Communication with EQA providers and specialist laboratories
Managed service contracts and other changes in laboratory organization, often involving consolidation on platforms from a single manufacturer, mean that even simple checking of suspicious results by a different method is becoming increasingly complex and time-consuming to arrange. Providers of national EQA schemes are well-placed to coordinate such specimen exchange as part of their educational and collaborative remit and may in the future wish to promote this actively as part of their services to participants.

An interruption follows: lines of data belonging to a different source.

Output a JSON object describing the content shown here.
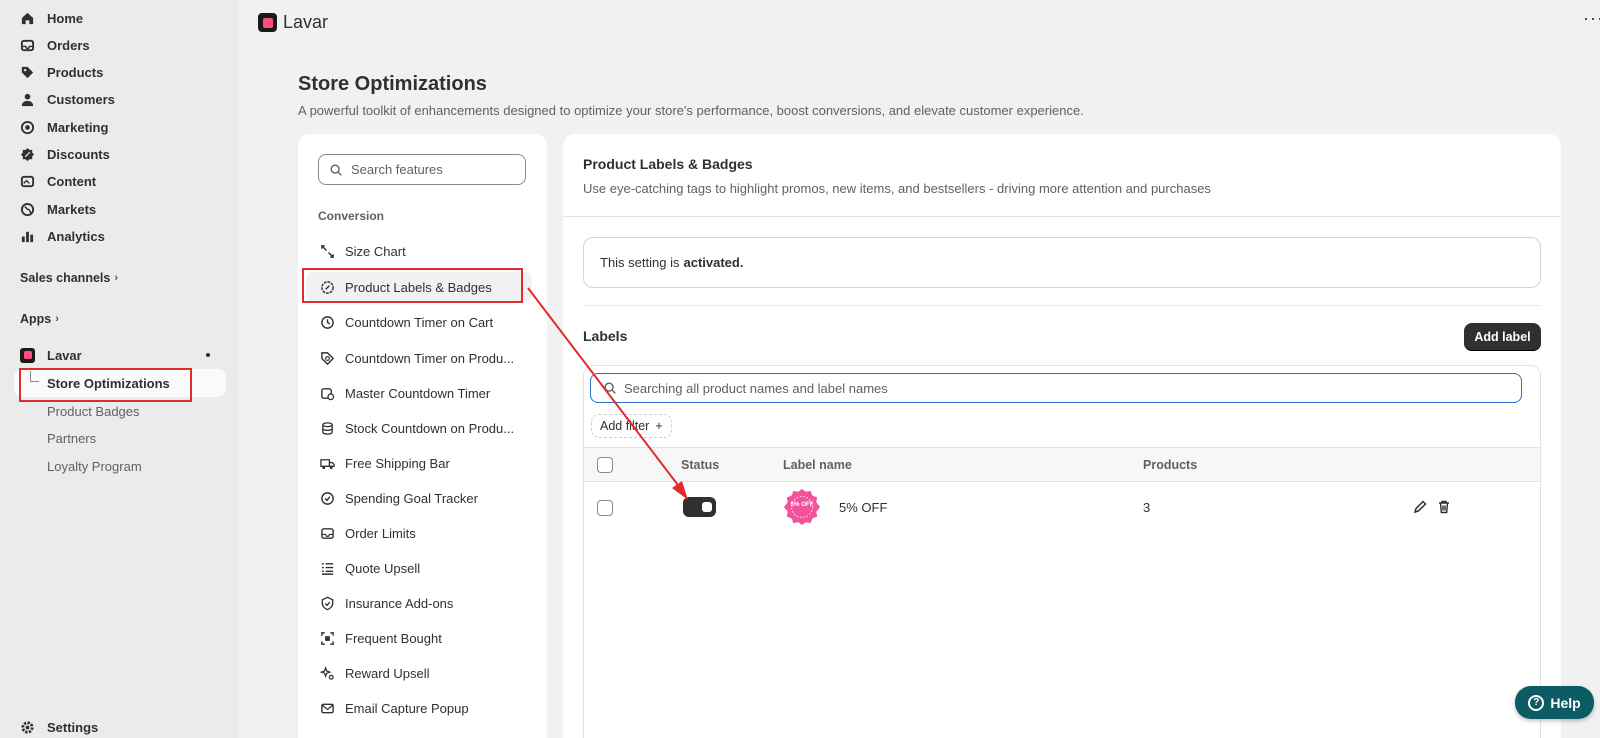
{
  "sidebar": {
    "nav": [
      {
        "label": "Home",
        "icon": "home-icon"
      },
      {
        "label": "Orders",
        "icon": "inbox-icon"
      },
      {
        "label": "Products",
        "icon": "tag-icon"
      },
      {
        "label": "Customers",
        "icon": "person-icon"
      },
      {
        "label": "Marketing",
        "icon": "target-icon"
      },
      {
        "label": "Discounts",
        "icon": "discount-icon"
      },
      {
        "label": "Content",
        "icon": "content-icon"
      },
      {
        "label": "Markets",
        "icon": "globe-icon"
      },
      {
        "label": "Analytics",
        "icon": "bar-chart-icon"
      }
    ],
    "sales_channels": "Sales channels",
    "apps": "Apps",
    "app_name": "Lavar",
    "app_items": [
      "Store Optimizations",
      "Product Badges",
      "Partners",
      "Loyalty Program"
    ],
    "settings": "Settings"
  },
  "topbar": {
    "title": "Lavar",
    "more": "···"
  },
  "page": {
    "title": "Store Optimizations",
    "subtitle": "A powerful toolkit of enhancements designed to optimize your store's performance, boost conversions, and elevate customer experience."
  },
  "features": {
    "search_placeholder": "Search features",
    "group": "Conversion",
    "items": [
      {
        "label": "Size Chart",
        "icon": "resize-icon"
      },
      {
        "label": "Product Labels & Badges",
        "icon": "badge-icon"
      },
      {
        "label": "Countdown Timer on Cart",
        "icon": "clock-icon"
      },
      {
        "label": "Countdown Timer on Produ...",
        "icon": "tag-clock-icon"
      },
      {
        "label": "Master Countdown Timer",
        "icon": "calendar-clock-icon"
      },
      {
        "label": "Stock Countdown on Produ...",
        "icon": "database-icon"
      },
      {
        "label": "Free Shipping Bar",
        "icon": "truck-icon"
      },
      {
        "label": "Spending Goal Tracker",
        "icon": "check-circle-icon"
      },
      {
        "label": "Order Limits",
        "icon": "inbox-icon"
      },
      {
        "label": "Quote Upsell",
        "icon": "list-icon"
      },
      {
        "label": "Insurance Add-ons",
        "icon": "shield-check-icon"
      },
      {
        "label": "Frequent Bought",
        "icon": "scan-icon"
      },
      {
        "label": "Reward Upsell",
        "icon": "sparkle-icon"
      },
      {
        "label": "Email Capture Popup",
        "icon": "mail-icon"
      }
    ]
  },
  "main": {
    "title": "Product Labels & Badges",
    "subtitle": "Use eye-catching tags to highlight promos, new items, and bestsellers - driving more attention and purchases",
    "banner_text": "This setting is",
    "banner_status": "activated.",
    "labels_title": "Labels",
    "add_label": "Add label",
    "search_placeholder": "Searching all product names and label names",
    "add_filter": "Add filter",
    "columns": {
      "status": "Status",
      "label_name": "Label name",
      "products": "Products"
    },
    "rows": [
      {
        "status": "on",
        "badge_text": "5% OFF",
        "label_name": "5% OFF",
        "products": "3"
      }
    ]
  },
  "help": {
    "label": "Help"
  },
  "colors": {
    "annotation": "#e22b2b",
    "help": "#0d5c63",
    "focus": "#2c6ecb",
    "badge": "#f0529c"
  }
}
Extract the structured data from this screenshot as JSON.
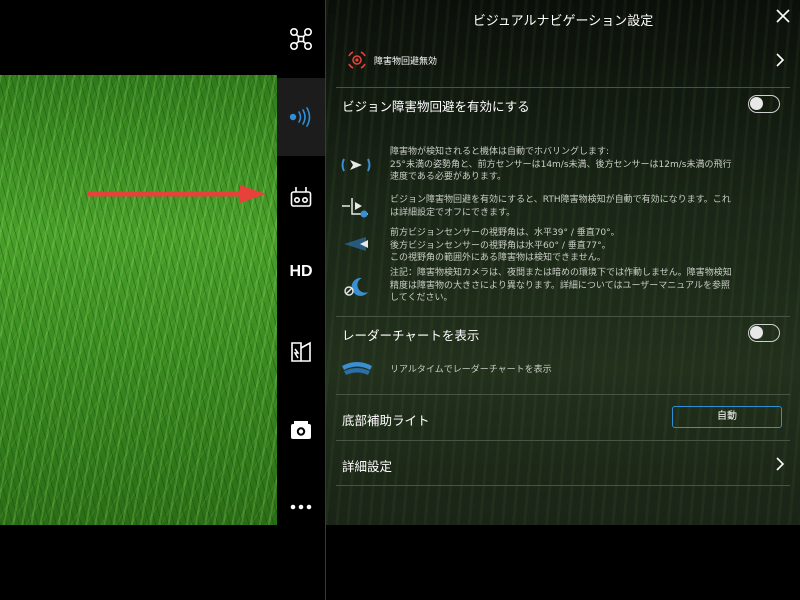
{
  "header": {
    "title": "ビジュアルナビゲーション設定"
  },
  "status": {
    "text": "障害物回避無効"
  },
  "obstacle_avoidance": {
    "label": "ビジョン障害物回避を有効にする",
    "enabled": false,
    "descriptions": [
      {
        "icon": "radar-sensor-icon",
        "lines": [
          "障害物が検知されると機体は自動でホバリングします:",
          "25°未満の姿勢角と、前方センサーは14m/s未満、後方センサーは12m/s未満の飛行",
          "速度である必要があります。"
        ]
      },
      {
        "icon": "rth-obstacle-icon",
        "lines": [
          "ビジョン障害物回避を有効にすると、RTH障害物検知が自動で有効になります。これ",
          "は詳細設定でオフにできます。"
        ]
      },
      {
        "icon": "vision-angle-icon",
        "lines": [
          "前方ビジョンセンサーの視野角は、水平39° / 垂直70°。",
          "後方ビジョンセンサーの視野角は水平60° / 垂直77°。",
          "この視野角の範囲外にある障害物は検知できません。"
        ]
      },
      {
        "icon": "night-warning-icon",
        "lines": [
          "注記：障害物検知カメラは、夜間または暗めの環境下では作動しません。障害物検知",
          "精度は障害物の大きさにより異なります。詳細についてはユーザーマニュアルを参照",
          "してください。"
        ]
      }
    ]
  },
  "radar_chart": {
    "label": "レーダーチャートを表示",
    "enabled": false,
    "description": "リアルタイムでレーダーチャートを表示"
  },
  "bottom_light": {
    "label": "底部補助ライト",
    "button": "自動"
  },
  "advanced": {
    "label": "詳細設定"
  },
  "sidebar": {
    "items": [
      {
        "name": "drone-icon"
      },
      {
        "name": "vision-sensor-icon",
        "active": true
      },
      {
        "name": "remote-controller-icon"
      },
      {
        "name": "hd-transmission-icon",
        "text": "HD"
      },
      {
        "name": "battery-icon"
      },
      {
        "name": "camera-icon"
      },
      {
        "name": "more-icon"
      }
    ]
  },
  "colors": {
    "accent": "#2f8fd6",
    "warning": "#e8413a",
    "arrow": "#e8413a"
  }
}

Related to this, whether investigations of suspected interference are best undertaken in-house or are more efficiently referred to a specialist referral laboratory or EQA centre is debatable. A major benefit of retaining at least some in-house capability, perhaps encompassing the preliminary investigations described above, is that awareness of how to identify problem specimens as well as the required practical skills are then actively maintained at local level. For more complex investigations, referral to a specialist laboratory may be desirable (see Appendix).
Conclusion
There have been major advances in understanding the mechanisms by which substances present in the occasional routine clinical specimen can cause false-positive or false-negative results in immunoassays, and this understanding has guided the development of in-house and commercially available assays with improved reliability. Nevertheless, clinically misleading results due to endogenous interferents in the test specimen do continue to occur sporadically. They present a unique and serious threat to patient care because they are not detectable by normal laboratory quality control procedures, are reproducible within the test system, may be clinically plausible and are relatively rare. While the first line of defence in countering such threats is the inclusion of assay robustness in the criteria for choice of test system, the importance of maintaining a high index of suspicion in inspecting assay results cannot be overstated. This is a responsibility of both laboratory and clinical staff, and requires critical review of the test result in relation to other clinical features, especially where clinical interventions are planned on the basis of the test result alone. Procedures are available for the laboratory to check whether a suspicious result might be due to endogenous interferents.